Markus Lanz vom 22. Juni 2021:  Markus Lanz, Tobias Hans, Christina Berndt, Lucas Vogelsang, Robin Alexander
Markus Lanz, Tobias Hans, Christina Berndt, Lucas Vogelsang, Robin Alexander
Quelle: ZDF/Cornelia Lehmann

Der Autor und Sportjournalist Lucas Vogelsang zeigte sich am Dienstagabend bei Markus Lanz erfreut darüber, dass der europäische Fußball politischer geworden ist: "Er ist deshalb noch politischer geworden, weil die Politik Ideen in den Fußball getragen hat, die gut sind. Die vor dem Hintergrund entstanden sind, dass vor einer Woche in der ungarischen Regierung ein Gesetz verabschiedet wurde, das weiterhin Rechte von Homosexuellen und Transgendern einschränkt".

Die Politiker in München haben ein Zeichen setzen wollen, um sich mit der LGBTQ-Community in Ungarn zu solidarisieren, so der 35-Jährige. Dass die Allianz-Arena beim EM-Spiel am Mittwoch nicht in Regenbogenfarben erstrahlen wird, bedauerte der saarländische Ministerpräsident Tobias Hans (CDU):

Ich hätte das gut gefunden.
Tobias Hans, Ministerpräsident Saarland

Hans weiter: "Wichtig ist, dass das Zeichen gesetzt ist und sich in Deutschland ganz viele dahinter versammeln und sagen: Wir wollen eintreten gegen Einschränkungen von Rechten von Homosexuellen, Transgendern und nichtbinären Personen."

UEFA scheut Politikum

Lucas Vogelsang versuchte die Gründe der UEFA-Entscheidung zu erläutern: "Der ganze Monat Juni ist der Pride Month. Es geht um die Solidarisierung mit der LGBTQ-Community in Europa."

Ausgerechnet beim Spiel gegen Ungarn die Arena in Regenbogenfarben erstrahlen lassen zu wollen, sei die Grundlage dafür gewesen, dass die UEFA die Idee als politisches Signal werten konnte.

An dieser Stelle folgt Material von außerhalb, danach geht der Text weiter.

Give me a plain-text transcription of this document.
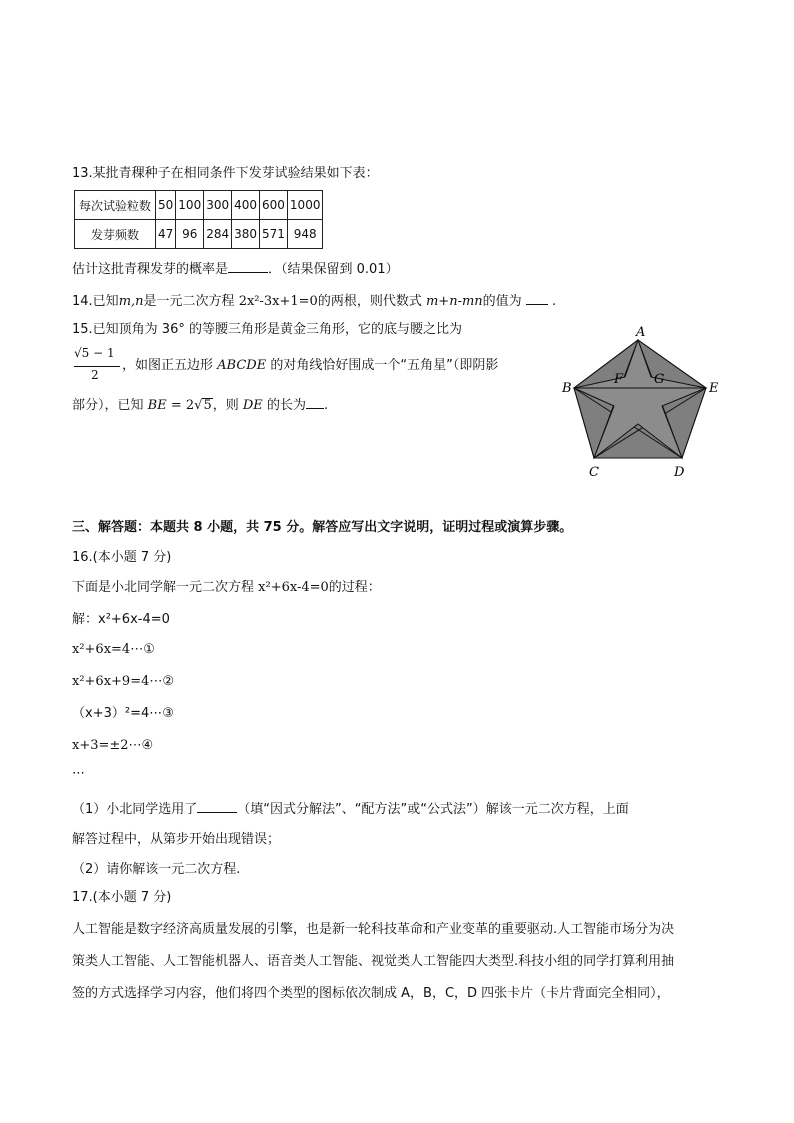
13.某批青稞种子在相同条件下发芽试验结果如下表：
每次试验粒数	50	100	300	400	600	1000
发芽频数	47	96	284	380	571	948
估计这批青稞发芽的概率是	．（结果保留到 0.01）
14.已知m,n是一元二次方程 2x²-3x+1=0的两根，则代数式 m+n-mn的值为 .
15.已知顶角为 36° 的等腰三角形是黄金三角形，它的底与腰之比为
√5 − 1
2
，如图正五边形 ABCDE 的对角线恰好围成一个“五角星”（即阴影
部分），已知 BE = 2√5，则 DE 的长为 .
A
B
C	D
E
F G
三、解答题：本题共 8 小题，共 75 分。解答应写出文字说明，证明过程或演算步骤。
16.(本小题 7 分)
下面是小北同学解一元二次方程 x²+6x-4=0的过程：
解：x²+6x-4=0
x²+6x=4⋯①
x²+6x+9=4⋯②
（x+3）²=4⋯③
x+3=±2⋯④
⋯
（1）小北同学选用了	（填“因式分解法”、“配方法”或“公式法”）解该一元二次方程，上面
解答过程中，从第步开始出现错误；
（2）请你解该一元二次方程.
17.(本小题 7 分)
人工智能是数字经济高质量发展的引擎，也是新一轮科技革命和产业变革的重要驱动.人工智能市场分为决
策类人工智能、人工智能机器人、语音类人工智能、视觉类人工智能四大类型.科技小组的同学打算利用抽
签的方式选择学习内容，他们将四个类型的图标依次制成 A，B，C，D 四张卡片（卡片背面完全相同），
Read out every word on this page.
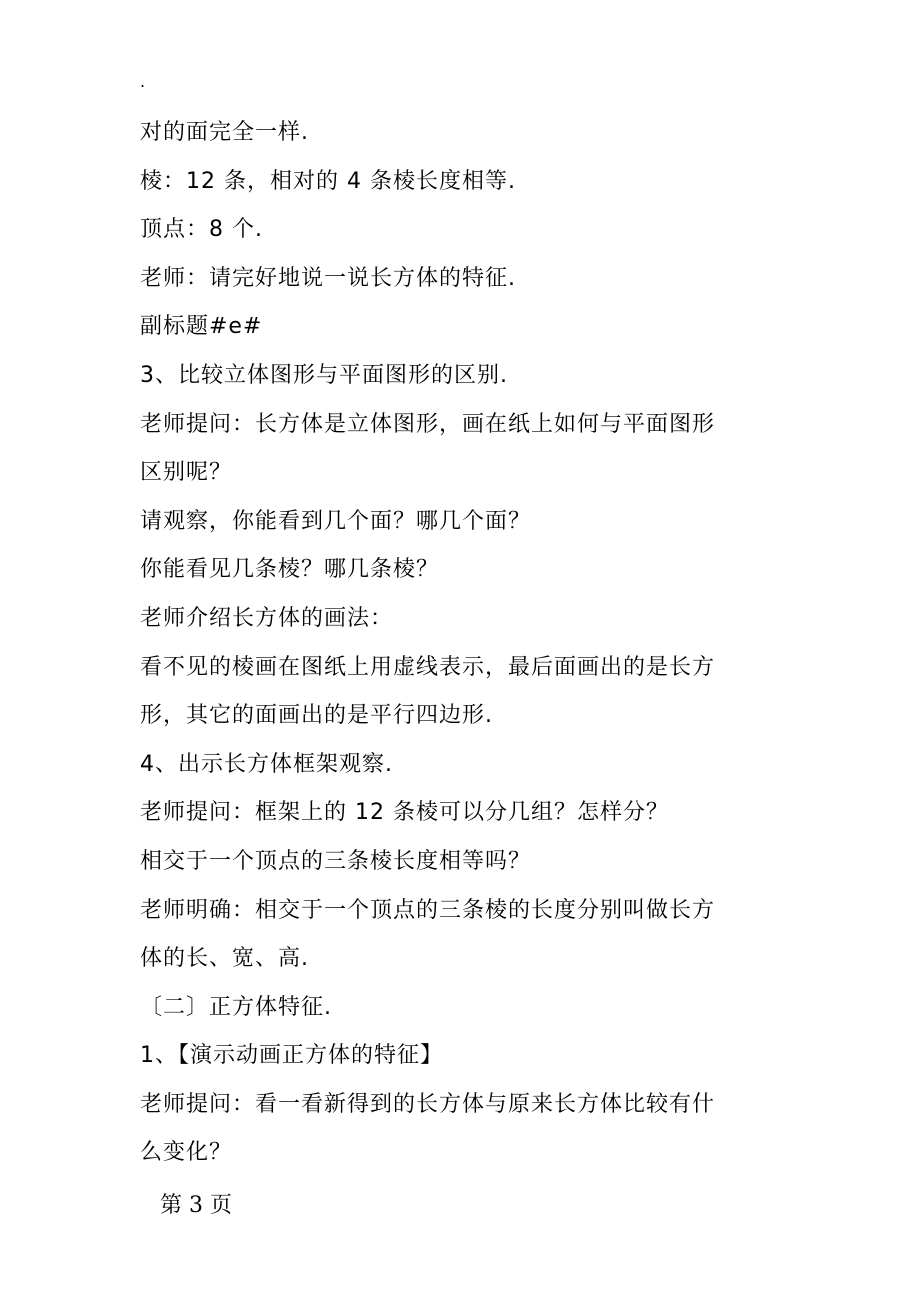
.
对的面完全一样.
棱：12 条，相对的 4 条棱长度相等.
顶点：8 个.
老师：请完好地说一说长方体的特征.
副标题#e#
3、比较立体图形与平面图形的区别.
老师提问：长方体是立体图形，画在纸上如何与平面图形
区别呢？
请观察，你能看到几个面？哪几个面？
你能看见几条棱？哪几条棱？
老师介绍长方体的画法：
看不见的棱画在图纸上用虚线表示，最后面画出的是长方
形，其它的面画出的是平行四边形.
4、出示长方体框架观察.
老师提问：框架上的 12 条棱可以分几组？怎样分？
相交于一个顶点的三条棱长度相等吗？
老师明确：相交于一个顶点的三条棱的长度分别叫做长方
体的长、宽、高.
〔二〕正方体特征.
1、【演示动画正方体的特征】
老师提问：看一看新得到的长方体与原来长方体比较有什
么变化？
第 3 页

Wir machen daraus ein Politikum. Wir instrumentalisieren den Fußball, dieses Ereignis, dieses Spiel gegen Ungarn.
Lucas Vogelsang, Autor

"Anstatt es schon an den Spieltagen vorher gemacht zu haben, machen wir es nur an dem einen als Reaktion auf das, was in Ungarn passiert", so Vogelsang. Man habe der UEFA damit als Steilvorlage den roten Teppich ausgerollt.

"Damit hatte die UEFA viele Argumente auf ihrer Seite, auch wenn ich diese Entscheidung null unterstütze", bedauerte der Autor.

Die UEFA hat Münchens Antrag auf eine Arena in Regenbogenfarben zum Spiel Deutschland - Ungarn abgelehnt. Begründung: Der Antrag habe einen politischen Kontext.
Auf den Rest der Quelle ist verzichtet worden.